Кажется, выстрелила.
— Сумасбродная идиотка… — прошипел Эдмонд.
— Ты что? — растерялся Джастин.
— А что мне, по-твоему, еще говорить или делать? А? Моя невеста махнула хвостом и скрылась в неизвестном направлении! И я должен решить — лететь ли в Дублин разбираться, в чем дело, или спустить все на тормозах!
— По-моему, тебе незачем лететь в Дублин, — холодно сказал Джастин.
— Ты о чем?
— Ты злишься. Ты не расстроен, ты взбешен. Я в тебе узнаю себя после ухода Элли.
— Не сравнивай…
— Это еще почему? Ты считаешь, что я недостойный пример для сравнения? Может, и так, но тогда мы оба хороши. Или ты привык быть всегда лучшим, всегда первым — и не можешь стоять на одной ступеньке со мной?
— Эй-эй, остынь!
— Ты ее не любишь. В этом все дело.
— Откуда тебе знать?
— Я уже говорил, но могу повторить еще раз. Если бы ты ее любил, ты бы сейчас волосы на себе рвал. Или был бы уже на пути в Ирландию. Вместо этого ты стоишь здесь, пускаешь пар из ноздрей, мечешь молнии и мысленно осыпаешь Саманту проклятиями. Это уязвленное самолюбие, Эдмонд, а не разбитое сердце.

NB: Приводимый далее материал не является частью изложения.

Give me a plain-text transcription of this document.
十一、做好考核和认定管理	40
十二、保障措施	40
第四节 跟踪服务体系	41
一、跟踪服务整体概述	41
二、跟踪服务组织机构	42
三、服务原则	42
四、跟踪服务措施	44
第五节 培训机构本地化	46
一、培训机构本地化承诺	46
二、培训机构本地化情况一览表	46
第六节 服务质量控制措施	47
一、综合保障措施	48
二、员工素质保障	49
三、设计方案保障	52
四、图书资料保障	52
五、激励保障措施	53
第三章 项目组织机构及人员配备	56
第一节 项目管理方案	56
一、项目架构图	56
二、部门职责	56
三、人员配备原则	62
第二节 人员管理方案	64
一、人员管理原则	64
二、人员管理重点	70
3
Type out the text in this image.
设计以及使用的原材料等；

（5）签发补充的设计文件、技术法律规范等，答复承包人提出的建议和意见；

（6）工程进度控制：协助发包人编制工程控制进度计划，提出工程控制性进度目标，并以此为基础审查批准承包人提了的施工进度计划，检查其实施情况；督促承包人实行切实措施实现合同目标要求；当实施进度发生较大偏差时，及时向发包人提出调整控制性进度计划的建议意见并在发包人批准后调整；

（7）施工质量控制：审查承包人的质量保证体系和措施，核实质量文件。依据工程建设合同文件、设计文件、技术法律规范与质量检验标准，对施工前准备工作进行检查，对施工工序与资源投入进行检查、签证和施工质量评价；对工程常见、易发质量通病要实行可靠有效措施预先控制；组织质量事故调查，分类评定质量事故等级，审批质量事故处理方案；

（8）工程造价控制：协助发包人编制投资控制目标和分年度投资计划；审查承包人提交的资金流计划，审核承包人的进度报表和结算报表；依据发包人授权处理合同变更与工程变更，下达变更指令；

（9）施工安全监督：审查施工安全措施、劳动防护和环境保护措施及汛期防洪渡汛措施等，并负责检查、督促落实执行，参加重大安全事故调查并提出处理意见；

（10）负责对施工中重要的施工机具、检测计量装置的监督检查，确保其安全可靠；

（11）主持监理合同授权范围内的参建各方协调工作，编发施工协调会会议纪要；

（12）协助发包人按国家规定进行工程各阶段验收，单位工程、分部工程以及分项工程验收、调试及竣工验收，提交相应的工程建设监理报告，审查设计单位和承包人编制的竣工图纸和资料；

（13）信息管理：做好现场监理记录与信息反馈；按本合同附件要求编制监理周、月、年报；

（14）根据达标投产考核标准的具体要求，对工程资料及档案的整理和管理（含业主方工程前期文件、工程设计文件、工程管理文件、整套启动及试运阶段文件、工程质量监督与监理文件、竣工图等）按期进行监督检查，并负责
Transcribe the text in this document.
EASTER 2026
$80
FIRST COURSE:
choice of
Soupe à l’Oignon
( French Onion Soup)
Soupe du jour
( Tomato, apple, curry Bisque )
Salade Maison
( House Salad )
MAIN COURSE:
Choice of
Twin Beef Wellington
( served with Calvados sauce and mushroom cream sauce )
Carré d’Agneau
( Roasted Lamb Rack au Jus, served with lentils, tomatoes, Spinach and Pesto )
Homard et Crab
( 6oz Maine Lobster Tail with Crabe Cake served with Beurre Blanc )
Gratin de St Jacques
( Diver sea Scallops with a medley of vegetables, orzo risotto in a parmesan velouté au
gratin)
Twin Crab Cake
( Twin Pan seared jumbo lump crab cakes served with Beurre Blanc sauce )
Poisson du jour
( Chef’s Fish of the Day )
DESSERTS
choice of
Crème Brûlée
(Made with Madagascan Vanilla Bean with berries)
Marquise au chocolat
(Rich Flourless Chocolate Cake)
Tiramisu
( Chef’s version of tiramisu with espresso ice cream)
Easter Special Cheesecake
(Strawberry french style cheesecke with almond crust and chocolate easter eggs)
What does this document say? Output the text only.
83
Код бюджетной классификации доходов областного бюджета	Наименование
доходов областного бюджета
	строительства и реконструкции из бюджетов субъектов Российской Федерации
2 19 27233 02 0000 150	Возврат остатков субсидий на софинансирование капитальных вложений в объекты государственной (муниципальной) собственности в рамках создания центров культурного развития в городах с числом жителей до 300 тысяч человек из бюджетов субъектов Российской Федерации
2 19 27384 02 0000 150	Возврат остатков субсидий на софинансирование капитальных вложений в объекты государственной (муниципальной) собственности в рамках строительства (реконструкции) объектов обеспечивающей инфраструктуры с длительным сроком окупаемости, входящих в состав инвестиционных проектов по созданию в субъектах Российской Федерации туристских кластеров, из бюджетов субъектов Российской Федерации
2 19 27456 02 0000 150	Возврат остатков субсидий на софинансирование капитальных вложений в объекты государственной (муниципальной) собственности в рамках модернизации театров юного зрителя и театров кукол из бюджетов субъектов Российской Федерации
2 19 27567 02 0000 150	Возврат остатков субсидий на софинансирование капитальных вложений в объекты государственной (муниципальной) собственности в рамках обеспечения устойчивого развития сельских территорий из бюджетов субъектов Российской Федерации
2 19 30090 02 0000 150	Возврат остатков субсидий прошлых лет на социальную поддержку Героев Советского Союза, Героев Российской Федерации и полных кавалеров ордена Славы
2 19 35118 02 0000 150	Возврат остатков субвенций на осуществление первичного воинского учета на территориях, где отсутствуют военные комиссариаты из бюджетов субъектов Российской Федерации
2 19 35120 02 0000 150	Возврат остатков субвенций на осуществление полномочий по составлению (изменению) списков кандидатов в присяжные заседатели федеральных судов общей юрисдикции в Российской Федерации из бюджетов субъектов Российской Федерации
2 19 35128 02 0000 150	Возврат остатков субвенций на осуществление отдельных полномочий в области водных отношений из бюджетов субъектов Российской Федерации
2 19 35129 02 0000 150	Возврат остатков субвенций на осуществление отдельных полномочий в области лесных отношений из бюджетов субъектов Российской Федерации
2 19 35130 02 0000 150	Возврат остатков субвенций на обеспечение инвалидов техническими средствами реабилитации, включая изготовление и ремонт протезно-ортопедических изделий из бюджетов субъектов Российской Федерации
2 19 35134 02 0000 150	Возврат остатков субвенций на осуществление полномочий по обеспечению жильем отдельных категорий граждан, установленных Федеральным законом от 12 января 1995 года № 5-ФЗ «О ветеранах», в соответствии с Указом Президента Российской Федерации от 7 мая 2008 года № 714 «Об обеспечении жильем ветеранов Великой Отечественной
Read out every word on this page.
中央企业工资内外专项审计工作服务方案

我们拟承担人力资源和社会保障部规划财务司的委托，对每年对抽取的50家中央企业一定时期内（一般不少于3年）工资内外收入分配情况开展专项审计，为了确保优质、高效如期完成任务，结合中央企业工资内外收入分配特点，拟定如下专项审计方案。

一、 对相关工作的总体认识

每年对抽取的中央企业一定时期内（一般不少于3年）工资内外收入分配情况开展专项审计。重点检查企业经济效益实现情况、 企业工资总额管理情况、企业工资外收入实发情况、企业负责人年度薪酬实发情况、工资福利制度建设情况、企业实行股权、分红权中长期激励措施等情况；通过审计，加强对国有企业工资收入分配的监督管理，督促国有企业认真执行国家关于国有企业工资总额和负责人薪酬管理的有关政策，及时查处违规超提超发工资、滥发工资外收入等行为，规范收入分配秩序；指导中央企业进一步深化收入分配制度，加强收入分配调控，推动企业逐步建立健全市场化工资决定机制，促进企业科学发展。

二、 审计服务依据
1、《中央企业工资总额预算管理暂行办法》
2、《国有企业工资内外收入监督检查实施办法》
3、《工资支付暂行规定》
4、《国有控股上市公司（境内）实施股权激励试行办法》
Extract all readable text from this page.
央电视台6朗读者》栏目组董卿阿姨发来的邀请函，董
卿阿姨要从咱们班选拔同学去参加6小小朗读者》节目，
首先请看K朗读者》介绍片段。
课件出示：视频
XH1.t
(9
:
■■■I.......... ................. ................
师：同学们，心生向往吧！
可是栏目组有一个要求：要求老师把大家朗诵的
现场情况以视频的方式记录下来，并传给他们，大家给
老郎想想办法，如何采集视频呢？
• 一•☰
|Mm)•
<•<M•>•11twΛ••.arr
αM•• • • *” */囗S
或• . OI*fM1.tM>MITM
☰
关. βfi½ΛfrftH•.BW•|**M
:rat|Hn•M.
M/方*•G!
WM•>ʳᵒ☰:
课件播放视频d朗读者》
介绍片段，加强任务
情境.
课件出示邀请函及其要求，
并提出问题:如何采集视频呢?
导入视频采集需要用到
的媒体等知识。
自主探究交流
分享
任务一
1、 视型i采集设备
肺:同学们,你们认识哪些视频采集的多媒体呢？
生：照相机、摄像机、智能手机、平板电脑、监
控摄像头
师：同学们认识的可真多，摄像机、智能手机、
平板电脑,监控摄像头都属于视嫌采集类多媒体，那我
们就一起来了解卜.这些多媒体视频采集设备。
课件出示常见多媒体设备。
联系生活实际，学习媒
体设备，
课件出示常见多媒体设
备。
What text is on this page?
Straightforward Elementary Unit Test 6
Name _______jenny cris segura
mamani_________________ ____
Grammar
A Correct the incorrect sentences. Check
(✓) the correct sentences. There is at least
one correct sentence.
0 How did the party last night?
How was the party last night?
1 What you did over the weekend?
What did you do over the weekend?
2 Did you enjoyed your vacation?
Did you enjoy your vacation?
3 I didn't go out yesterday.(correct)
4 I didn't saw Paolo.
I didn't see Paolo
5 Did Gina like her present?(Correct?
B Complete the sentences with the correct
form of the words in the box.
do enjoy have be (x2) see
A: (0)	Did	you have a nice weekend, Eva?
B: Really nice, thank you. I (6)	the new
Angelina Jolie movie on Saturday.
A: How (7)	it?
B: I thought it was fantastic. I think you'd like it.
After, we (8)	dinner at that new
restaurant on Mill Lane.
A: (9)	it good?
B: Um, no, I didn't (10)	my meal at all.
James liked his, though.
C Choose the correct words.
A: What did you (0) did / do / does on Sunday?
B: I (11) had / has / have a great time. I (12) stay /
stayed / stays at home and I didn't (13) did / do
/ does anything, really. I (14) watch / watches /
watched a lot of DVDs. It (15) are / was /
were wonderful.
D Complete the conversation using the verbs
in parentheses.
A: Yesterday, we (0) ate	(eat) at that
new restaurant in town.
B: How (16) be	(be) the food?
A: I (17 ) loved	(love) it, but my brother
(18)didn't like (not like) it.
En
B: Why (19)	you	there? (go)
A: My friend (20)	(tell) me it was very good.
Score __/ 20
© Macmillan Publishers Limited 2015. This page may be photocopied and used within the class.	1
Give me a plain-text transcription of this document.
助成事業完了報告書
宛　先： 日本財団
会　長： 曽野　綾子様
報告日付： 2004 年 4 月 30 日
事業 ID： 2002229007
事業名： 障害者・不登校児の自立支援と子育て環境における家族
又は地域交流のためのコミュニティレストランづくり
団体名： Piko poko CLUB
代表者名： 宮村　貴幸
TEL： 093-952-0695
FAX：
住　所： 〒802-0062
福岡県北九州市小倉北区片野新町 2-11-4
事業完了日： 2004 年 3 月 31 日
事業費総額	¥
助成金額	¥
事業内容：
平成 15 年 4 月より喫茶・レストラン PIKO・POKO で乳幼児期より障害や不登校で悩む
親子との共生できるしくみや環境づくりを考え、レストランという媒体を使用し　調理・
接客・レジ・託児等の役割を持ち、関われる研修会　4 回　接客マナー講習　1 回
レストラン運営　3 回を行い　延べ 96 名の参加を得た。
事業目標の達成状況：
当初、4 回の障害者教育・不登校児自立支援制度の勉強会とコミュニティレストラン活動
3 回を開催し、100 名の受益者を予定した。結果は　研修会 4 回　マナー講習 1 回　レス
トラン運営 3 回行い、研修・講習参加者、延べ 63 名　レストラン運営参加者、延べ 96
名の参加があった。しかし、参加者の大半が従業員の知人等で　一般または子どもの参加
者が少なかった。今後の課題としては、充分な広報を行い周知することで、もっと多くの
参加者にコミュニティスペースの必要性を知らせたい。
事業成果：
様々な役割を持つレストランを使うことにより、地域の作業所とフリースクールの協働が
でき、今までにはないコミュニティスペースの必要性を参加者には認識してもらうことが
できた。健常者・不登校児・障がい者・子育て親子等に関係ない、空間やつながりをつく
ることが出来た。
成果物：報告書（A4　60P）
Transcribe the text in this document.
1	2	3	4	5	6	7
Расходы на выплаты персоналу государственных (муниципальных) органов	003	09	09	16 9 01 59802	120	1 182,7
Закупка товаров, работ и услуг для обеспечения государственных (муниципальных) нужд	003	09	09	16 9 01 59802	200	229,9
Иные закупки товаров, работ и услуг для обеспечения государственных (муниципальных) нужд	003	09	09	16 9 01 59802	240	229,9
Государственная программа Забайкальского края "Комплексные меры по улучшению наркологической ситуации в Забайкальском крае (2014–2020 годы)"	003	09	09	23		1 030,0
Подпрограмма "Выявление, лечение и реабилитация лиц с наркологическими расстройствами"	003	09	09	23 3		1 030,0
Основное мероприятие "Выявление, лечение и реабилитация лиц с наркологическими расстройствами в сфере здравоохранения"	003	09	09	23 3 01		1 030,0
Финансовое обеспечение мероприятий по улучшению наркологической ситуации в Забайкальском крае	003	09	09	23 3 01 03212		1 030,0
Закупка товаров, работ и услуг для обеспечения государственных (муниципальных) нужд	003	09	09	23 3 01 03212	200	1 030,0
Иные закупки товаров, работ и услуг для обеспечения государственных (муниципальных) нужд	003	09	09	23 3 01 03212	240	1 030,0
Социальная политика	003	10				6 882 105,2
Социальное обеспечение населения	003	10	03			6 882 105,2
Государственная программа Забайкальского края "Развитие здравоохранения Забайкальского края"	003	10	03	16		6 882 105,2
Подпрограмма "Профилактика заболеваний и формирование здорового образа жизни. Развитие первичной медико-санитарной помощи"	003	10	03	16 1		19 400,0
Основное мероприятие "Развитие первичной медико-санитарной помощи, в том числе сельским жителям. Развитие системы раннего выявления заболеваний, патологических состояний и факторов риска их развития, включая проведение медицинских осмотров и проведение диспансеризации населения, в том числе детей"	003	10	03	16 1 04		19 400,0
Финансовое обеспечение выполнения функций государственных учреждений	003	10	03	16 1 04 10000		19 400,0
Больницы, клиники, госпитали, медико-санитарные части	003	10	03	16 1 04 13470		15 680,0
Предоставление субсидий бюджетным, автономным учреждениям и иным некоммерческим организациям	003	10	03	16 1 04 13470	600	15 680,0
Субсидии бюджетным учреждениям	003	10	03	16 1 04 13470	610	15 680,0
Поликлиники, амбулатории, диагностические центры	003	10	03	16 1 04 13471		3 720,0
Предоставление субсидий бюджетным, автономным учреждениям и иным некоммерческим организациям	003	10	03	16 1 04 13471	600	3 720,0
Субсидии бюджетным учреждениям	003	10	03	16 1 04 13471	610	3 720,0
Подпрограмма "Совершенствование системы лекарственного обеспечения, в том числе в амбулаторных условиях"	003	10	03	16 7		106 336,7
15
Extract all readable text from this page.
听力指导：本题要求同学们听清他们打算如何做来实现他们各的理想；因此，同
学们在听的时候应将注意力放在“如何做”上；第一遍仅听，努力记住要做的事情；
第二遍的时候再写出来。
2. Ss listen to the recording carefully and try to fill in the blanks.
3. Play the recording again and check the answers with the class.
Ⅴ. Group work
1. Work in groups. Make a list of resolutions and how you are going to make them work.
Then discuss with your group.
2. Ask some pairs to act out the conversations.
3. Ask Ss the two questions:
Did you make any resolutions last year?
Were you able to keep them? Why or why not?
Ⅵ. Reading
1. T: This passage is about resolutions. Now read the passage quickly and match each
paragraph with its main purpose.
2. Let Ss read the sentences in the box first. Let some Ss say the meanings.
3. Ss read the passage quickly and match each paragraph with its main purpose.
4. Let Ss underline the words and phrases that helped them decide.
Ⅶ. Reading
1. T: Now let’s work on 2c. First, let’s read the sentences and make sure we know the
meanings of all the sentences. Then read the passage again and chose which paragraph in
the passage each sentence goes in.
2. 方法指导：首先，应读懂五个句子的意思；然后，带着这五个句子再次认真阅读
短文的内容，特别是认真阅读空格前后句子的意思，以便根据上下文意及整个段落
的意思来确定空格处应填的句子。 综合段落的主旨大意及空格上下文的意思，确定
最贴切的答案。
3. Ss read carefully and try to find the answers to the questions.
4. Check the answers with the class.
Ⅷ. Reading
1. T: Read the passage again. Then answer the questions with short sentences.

— По-моему, ты лезешь не в свое дело…
— По-моему, ты самовлюбленный кретин. Любовь к себе хороша всем, кроме одного — в сердце не остается места для кого-то другого.
Эдмонд сгреб его за воротник. Джастин, словно железные наручники, сомкнул пальцы у него на запястьях. Несколько секунд они просто смотрели друг другу в глаза. Воздух, казалось, стал плотным и жарким, его тяжело было вдыхать, он обжигал гортань и легкие.
Кто кого больше хотел убить — непонятно.
— Остынь, старина, — повторил Эдмонд на выдохе и разжал руки.
Отступил. Ему было чего испугаться, это точно.
— Нам обоим нужно взять себя в руки, — сказал Эдмонд, растирая запястья.
— Нужно.
— Ты, наверное, хочешь отдохнуть с дороги… Поезжай домой, приходи в себя. Вечером встретимся, и ты мне все расскажешь.